Do LLMs Build Spatial World Models? Evidence from Grid-World Maze Tasks

arXiv cs.AI / 4/14/2026

💬 OpinionModels & Research

Key Points

  • The study tests whether LLMs can build internal spatial world models by using controlled grid-world maze tasks that require multi-step planning and spatial abstraction.
  • Results across Gemini-2.5-Flash, GPT-5-mini, Claude-Haiku-4.5, and DeepSeek-Chat show large failures in spatial reasoning, with performance dropping sharply when switching from tokenized adjacency representations (80–86% on small grids) to visual grid formats (16–34%).
  • Follow-up probes using sequential proximity and compositional distance questions find that high semantic coverage in reasoning traces (96–99%) does not translate into reliable spatial computations, implying the models do not accumulate spatial knowledge.
  • The authors conclude that LLM spatial reasoning is representation- and prompting-dependent, succeeding only in narrow conditions rather than forming robust, format-invariant spatial world models.
  • The findings raise concerns for deploying foundation models in applications that rely on consistent spatial abstraction for planning and reasoning.

Abstract

Foundation models have shown remarkable performance across diverse tasks, yet their ability to construct internal spatial world models for reasoning and planning remains unclear.
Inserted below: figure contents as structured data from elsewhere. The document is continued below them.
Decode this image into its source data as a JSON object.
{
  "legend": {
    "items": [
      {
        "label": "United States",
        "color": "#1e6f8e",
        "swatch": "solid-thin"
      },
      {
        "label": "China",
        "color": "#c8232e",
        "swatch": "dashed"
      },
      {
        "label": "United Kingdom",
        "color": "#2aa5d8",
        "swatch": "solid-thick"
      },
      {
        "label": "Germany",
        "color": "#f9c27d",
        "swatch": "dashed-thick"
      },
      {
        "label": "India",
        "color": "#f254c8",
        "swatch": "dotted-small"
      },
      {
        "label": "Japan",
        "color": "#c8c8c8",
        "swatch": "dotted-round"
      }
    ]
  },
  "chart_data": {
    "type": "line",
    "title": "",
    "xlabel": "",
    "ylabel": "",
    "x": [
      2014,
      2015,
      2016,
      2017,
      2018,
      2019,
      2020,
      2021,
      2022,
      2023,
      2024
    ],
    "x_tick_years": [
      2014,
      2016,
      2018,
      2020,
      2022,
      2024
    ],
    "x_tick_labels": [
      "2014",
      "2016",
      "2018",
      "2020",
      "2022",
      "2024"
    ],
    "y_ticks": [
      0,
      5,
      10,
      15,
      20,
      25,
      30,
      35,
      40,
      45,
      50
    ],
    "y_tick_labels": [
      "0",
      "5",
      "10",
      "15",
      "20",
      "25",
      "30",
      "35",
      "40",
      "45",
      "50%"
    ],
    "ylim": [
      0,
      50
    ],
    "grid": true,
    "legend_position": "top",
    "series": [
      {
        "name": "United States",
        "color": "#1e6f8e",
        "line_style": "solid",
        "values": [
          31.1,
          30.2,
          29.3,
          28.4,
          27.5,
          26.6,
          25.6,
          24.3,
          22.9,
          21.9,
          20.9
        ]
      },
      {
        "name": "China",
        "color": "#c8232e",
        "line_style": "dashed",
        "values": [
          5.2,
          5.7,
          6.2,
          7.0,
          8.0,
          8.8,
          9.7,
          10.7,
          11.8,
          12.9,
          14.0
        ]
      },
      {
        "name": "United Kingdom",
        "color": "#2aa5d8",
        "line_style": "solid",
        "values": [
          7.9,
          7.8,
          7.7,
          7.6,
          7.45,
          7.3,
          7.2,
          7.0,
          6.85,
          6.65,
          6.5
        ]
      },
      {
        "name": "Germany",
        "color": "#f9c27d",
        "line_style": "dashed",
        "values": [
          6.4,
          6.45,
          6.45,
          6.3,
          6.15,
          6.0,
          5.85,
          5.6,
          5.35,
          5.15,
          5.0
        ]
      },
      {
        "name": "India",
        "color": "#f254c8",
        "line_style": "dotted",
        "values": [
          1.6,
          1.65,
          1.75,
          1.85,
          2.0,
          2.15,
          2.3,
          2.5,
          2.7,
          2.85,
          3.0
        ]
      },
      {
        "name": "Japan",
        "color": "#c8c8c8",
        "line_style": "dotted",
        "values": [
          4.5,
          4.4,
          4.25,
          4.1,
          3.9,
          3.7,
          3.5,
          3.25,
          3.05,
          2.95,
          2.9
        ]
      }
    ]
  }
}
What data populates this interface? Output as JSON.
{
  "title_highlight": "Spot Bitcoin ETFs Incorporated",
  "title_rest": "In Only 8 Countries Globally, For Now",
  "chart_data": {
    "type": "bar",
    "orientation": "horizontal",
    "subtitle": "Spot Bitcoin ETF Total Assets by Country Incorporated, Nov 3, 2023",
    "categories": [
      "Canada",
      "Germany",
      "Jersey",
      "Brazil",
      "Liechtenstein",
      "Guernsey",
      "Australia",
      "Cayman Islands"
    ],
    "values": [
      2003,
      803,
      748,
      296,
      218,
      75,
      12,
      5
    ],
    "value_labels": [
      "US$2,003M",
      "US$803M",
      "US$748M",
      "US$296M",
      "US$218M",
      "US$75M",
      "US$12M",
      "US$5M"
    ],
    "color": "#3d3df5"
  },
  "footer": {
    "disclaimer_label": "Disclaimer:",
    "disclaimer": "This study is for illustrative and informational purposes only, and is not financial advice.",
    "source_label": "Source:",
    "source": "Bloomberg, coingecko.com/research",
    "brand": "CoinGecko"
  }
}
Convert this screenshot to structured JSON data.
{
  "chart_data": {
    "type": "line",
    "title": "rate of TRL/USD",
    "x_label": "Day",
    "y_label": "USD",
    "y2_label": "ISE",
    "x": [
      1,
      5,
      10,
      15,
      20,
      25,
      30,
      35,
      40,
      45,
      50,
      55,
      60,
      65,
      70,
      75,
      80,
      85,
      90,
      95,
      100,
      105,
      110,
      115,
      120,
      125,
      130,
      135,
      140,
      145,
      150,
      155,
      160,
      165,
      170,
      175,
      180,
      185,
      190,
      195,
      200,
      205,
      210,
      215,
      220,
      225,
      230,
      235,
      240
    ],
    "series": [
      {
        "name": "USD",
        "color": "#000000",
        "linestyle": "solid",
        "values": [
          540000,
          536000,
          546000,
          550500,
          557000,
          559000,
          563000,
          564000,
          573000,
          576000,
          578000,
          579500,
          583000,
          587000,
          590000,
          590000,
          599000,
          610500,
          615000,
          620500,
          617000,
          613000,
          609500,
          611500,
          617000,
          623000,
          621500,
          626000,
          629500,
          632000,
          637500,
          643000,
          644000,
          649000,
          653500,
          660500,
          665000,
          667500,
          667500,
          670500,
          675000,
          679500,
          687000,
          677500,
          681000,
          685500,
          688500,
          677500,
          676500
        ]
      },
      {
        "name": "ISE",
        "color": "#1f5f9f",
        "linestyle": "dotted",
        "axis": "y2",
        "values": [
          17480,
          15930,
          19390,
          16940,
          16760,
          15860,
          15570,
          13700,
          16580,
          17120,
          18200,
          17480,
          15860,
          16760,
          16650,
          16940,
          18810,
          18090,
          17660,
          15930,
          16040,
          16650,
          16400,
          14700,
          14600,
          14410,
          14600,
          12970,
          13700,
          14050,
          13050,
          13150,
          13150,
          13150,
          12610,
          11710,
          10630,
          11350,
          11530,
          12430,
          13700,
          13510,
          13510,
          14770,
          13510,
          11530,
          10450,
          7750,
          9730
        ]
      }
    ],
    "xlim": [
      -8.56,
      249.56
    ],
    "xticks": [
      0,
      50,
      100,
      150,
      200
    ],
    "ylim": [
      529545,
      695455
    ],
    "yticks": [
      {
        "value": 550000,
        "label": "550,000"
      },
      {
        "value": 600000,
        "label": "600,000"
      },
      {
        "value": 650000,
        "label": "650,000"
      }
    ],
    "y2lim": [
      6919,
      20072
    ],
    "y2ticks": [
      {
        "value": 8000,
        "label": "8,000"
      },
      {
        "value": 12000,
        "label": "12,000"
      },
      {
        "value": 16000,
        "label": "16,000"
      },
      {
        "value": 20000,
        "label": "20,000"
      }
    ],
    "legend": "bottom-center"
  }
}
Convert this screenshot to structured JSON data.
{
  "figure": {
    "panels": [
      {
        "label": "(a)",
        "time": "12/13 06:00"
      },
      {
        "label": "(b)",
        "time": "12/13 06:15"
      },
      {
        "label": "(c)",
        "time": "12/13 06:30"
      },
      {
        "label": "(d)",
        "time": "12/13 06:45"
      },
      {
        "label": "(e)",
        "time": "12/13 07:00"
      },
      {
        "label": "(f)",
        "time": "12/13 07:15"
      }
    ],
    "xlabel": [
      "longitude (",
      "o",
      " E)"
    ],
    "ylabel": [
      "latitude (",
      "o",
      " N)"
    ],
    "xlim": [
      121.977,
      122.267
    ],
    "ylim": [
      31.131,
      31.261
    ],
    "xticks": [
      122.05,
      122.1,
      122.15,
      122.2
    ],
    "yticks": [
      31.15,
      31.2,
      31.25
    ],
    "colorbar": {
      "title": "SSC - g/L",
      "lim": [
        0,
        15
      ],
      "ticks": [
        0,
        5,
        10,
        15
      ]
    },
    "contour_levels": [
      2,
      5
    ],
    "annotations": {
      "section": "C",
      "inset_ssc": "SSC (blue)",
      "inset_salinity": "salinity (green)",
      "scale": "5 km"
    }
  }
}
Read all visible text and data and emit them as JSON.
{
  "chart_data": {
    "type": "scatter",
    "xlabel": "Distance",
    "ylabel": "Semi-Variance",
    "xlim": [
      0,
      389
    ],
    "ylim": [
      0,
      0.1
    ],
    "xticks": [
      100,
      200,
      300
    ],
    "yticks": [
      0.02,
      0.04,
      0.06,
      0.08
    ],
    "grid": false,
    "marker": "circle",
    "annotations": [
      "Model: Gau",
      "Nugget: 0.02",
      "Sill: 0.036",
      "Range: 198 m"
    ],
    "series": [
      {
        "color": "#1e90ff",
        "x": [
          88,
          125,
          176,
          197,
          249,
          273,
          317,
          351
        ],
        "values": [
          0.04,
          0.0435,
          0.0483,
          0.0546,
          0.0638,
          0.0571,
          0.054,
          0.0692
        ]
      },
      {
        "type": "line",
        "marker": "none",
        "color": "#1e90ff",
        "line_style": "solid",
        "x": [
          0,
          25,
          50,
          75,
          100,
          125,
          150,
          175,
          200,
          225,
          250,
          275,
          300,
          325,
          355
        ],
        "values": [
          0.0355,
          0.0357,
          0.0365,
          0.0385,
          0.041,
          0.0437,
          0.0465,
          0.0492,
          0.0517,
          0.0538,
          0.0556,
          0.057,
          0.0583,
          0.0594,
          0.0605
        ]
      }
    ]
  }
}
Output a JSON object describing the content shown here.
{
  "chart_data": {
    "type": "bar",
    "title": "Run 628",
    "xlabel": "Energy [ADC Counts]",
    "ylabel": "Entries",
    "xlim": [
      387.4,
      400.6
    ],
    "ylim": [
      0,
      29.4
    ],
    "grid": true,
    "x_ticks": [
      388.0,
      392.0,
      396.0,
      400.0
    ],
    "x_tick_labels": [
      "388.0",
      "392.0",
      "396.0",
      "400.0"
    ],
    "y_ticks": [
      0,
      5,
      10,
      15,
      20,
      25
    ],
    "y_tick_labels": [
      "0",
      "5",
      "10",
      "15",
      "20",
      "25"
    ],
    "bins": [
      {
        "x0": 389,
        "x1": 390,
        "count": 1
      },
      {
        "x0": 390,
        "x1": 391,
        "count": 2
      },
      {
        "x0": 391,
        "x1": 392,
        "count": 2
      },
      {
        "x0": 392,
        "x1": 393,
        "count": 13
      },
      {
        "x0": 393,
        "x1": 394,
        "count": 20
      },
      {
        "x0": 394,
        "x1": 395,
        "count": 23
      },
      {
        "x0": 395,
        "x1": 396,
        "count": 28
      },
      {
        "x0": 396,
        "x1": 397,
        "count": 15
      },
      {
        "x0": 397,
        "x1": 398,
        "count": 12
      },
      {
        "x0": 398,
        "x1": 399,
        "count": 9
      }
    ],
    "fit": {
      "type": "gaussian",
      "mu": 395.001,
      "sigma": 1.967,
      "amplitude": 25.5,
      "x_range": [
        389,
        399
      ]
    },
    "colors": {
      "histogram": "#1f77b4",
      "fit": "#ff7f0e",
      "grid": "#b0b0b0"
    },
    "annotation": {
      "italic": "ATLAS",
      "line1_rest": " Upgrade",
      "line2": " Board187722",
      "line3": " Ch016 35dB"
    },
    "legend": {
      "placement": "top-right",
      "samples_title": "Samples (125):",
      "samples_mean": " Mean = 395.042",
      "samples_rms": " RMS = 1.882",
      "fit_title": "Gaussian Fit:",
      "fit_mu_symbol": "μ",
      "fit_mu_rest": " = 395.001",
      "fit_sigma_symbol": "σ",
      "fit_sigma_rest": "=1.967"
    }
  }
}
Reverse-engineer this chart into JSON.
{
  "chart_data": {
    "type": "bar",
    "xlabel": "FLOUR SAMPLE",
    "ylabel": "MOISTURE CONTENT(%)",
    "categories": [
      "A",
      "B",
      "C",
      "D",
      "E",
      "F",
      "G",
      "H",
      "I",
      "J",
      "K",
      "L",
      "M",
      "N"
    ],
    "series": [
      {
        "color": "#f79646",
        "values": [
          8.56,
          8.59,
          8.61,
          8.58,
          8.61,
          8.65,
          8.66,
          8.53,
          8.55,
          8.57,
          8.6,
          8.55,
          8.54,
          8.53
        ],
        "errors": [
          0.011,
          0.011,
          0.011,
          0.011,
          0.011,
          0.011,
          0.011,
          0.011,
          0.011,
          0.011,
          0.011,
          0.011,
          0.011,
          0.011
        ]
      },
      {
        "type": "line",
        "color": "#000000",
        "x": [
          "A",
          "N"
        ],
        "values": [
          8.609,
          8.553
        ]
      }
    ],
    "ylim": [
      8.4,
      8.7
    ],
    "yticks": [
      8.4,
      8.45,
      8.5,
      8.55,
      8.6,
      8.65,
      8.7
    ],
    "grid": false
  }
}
We systematically evaluate the spatial understanding of large language models through maze tasks, a controlled testing context requiring multi-step planning and spatial abstraction. Across comprehensive experiments with Gemini-2.5-Flash, GPT-5-mini, Claude-Haiku-4.5, and DeepSeek-Chat, we uncover significant discrepancies in spatial reasoning that challenge assumptions about LLM planning capabilities. Using chain-of-thought prompting, Gemini achieves 80-86% accuracy on smaller mazes (5x5 to 7x7 grids) with tokenized adjacency representations, but performance collapses to 16-34% with visual grid formats, which is a 2-5x difference, suggesting representation-dependent rather than format-invariant spatial reasoning. We further probe spatial understanding through sequential proximity questions and compositional distance comparisons. Despite achieving 96-99% semantic coverage in reasoning traces, models fail to leverage this understanding for consistent spatial computations, indicating that they treat each question independently rather than building cumulative spatial knowledge. Our findings based on the maze-solving tasks suggest that LLMs do not develop robust spatial world models, but rather exhibit representation-specific and prompting-dependent reasoning that succeeds only under narrow conditions. These results have critical implications for deploying foundation models in applications requiring spatial abstraction.